Poi da Empoli si è fatto strada nella Roma anni Novanta, enfant prodige della saggistica generazionale, pubblica un suo primo saggio a 23 anni, diventa una specie di piccola celebrità coccolata dai giornali. Viene notato da Antonio Maccanico, “comincio a scrivergli dei discorsi. Il primo, un messaggio di saluto per una associazione che doveva andare a visitare a Potenza, e non poteva più. Io scrivo questo messaggio sul perché non può andare a Potenza, e evidentemente è piaciuto”. Poi altri discorsi, entra nell’orbita dei post-Pci, i Velardi, i lothar di D’Alema, poi c’è la stagione fiorentina, consigliere di Renzi, assessore alla cultura a Firenze. Poi la nuova vita parigina. E questa attività di scrittura, sempre tra politica e letteratura. Sono diversi i due ambienti letterari, quello italiano e quello francese? “Be’, in Francia c’è come la sensazione che un sistema culturale, con le riviste, i premi, i critici, sia magari in declino, come pensano loro, ma ancora in piedi e ben solido”, dice da Empoli. E i libri dei politici? “Molto diversi. Lì funziona soprattutto la memorialistica, i diari, che è una tradizione culturale francese oltre che anglosassone. I vari Saint Simon, Talleyrand, e poi dopo Mitterrand. In Francia ogni scrittore vorrebbe essere politico e ogni politico scrittore. Bruno Le Maire, attuale ministro dell’economia, ha pubblicato più di dieci libri. Alcuni non sono male. Anche se più vanno avanti e meno sono belli. Perché se stai al potere non è che puoi scrivere la verità. Il potere o lo eserciti o lo racconti”.

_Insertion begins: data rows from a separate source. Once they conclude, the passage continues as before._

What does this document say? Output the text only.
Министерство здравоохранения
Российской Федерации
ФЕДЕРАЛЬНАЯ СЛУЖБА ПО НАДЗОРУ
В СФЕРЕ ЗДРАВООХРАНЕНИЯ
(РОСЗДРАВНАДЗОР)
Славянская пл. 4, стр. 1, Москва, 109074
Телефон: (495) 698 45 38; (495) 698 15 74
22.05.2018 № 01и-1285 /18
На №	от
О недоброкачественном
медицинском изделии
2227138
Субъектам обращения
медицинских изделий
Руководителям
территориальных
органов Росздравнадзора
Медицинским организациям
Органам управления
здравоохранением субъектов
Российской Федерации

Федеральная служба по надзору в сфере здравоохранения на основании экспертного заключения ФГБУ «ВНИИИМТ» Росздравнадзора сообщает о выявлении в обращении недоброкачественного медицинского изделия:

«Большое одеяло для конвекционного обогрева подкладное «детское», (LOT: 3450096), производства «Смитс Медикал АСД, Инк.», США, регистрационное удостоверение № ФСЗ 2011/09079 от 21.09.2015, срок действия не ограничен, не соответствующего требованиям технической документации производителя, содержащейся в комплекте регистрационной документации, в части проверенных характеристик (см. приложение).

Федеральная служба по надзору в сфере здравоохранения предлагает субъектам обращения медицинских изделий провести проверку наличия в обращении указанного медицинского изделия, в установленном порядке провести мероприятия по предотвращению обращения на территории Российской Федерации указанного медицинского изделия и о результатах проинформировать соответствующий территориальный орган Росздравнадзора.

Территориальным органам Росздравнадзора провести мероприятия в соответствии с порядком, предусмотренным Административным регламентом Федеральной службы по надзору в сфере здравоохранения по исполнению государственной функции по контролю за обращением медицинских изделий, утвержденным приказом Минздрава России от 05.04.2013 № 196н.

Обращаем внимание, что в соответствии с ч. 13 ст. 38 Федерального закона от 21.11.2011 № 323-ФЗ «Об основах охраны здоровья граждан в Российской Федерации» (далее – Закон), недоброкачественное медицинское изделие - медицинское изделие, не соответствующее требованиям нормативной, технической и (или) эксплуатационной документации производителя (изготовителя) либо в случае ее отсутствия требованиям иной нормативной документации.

Ma anche da noi i politici non fanno che scrivere libri. “Sì, ma in Italia c’è più il libro del politico come mezzo, per andare in televisione, o come strumento di lotta politica, o di guadagno”. E a proposito di memorie, una, sui suoi viaggi con Renzi? “Con Filippo Sensi, portavoce, avevamo stilato una specie di graduatoria costruita sulle serie tv americane a tema Casa Bianca. C’è West Wing, l’epica del potere buono; scendendo, al secondo gradino ecco House of Cards, il potere fine a sé stesso, machiavellico; al terzo, Veep, cioè la surrealtà del potere, gli eventi assurdi che uno da fuori non si immagina. Alla fine di ogni missione davamo un voto, e spesso c’era solo il 5 per cento di West Wing, il 10 di House of Cards, e una schiacciante maggioranza, diciamo 85 per cento, di Veep”.
E il dibattito politico italiano come le sembra? “Molto diverso da quello francese. Vedo che qui resiste molto la formula del telegiornale, sempre uguale, ‘si è riunita la assemblea del Pd, è in corso il comitato’, col panino. E poi in generale sui media un linguaggio che, unico caso al mondo, credo, negli ultimi quindici anni si è allargato più che restringersi. Altro che politicamente corretto, sui giornali italiani leggo cose incredibili, che in Francia farebbero urlare allo scandalo”. Eppure molti pensano di vivere in una dittatura del politicamente corretto. Mondi alternativi, come quello che Baranov è incaricato di creare nel libro: con Putin ossessionato dalle Olimpiadi di Sochi (dove viene ricreato un finto aeroporto con finti turisti in realtà attori quando arrivano gli ispettori olimpici in visita), fino al Dombass dove vengono creati con un casting finti rivoluzionari, falsi partiti, movimenti immaginari. Il libro ha momenti esilaranti, come la cooptazione di Alexander Zaldastanov (figura reale), chirurgo estetico, fondatore dei “lupi della notte”, gruppo di motociclisti iperputiniani, spediti in Crimea e Ucraina a contrastare i moti antirussi. E quando devono convincere il recalcitrante Putin a candidarsi, il Putin che sa di non essere un grande oratore, che non ama il contatto con le folle, lo convincono che proprio il distacco sarà la cifra vincente, e come esempio, gli citano Greta Garbo.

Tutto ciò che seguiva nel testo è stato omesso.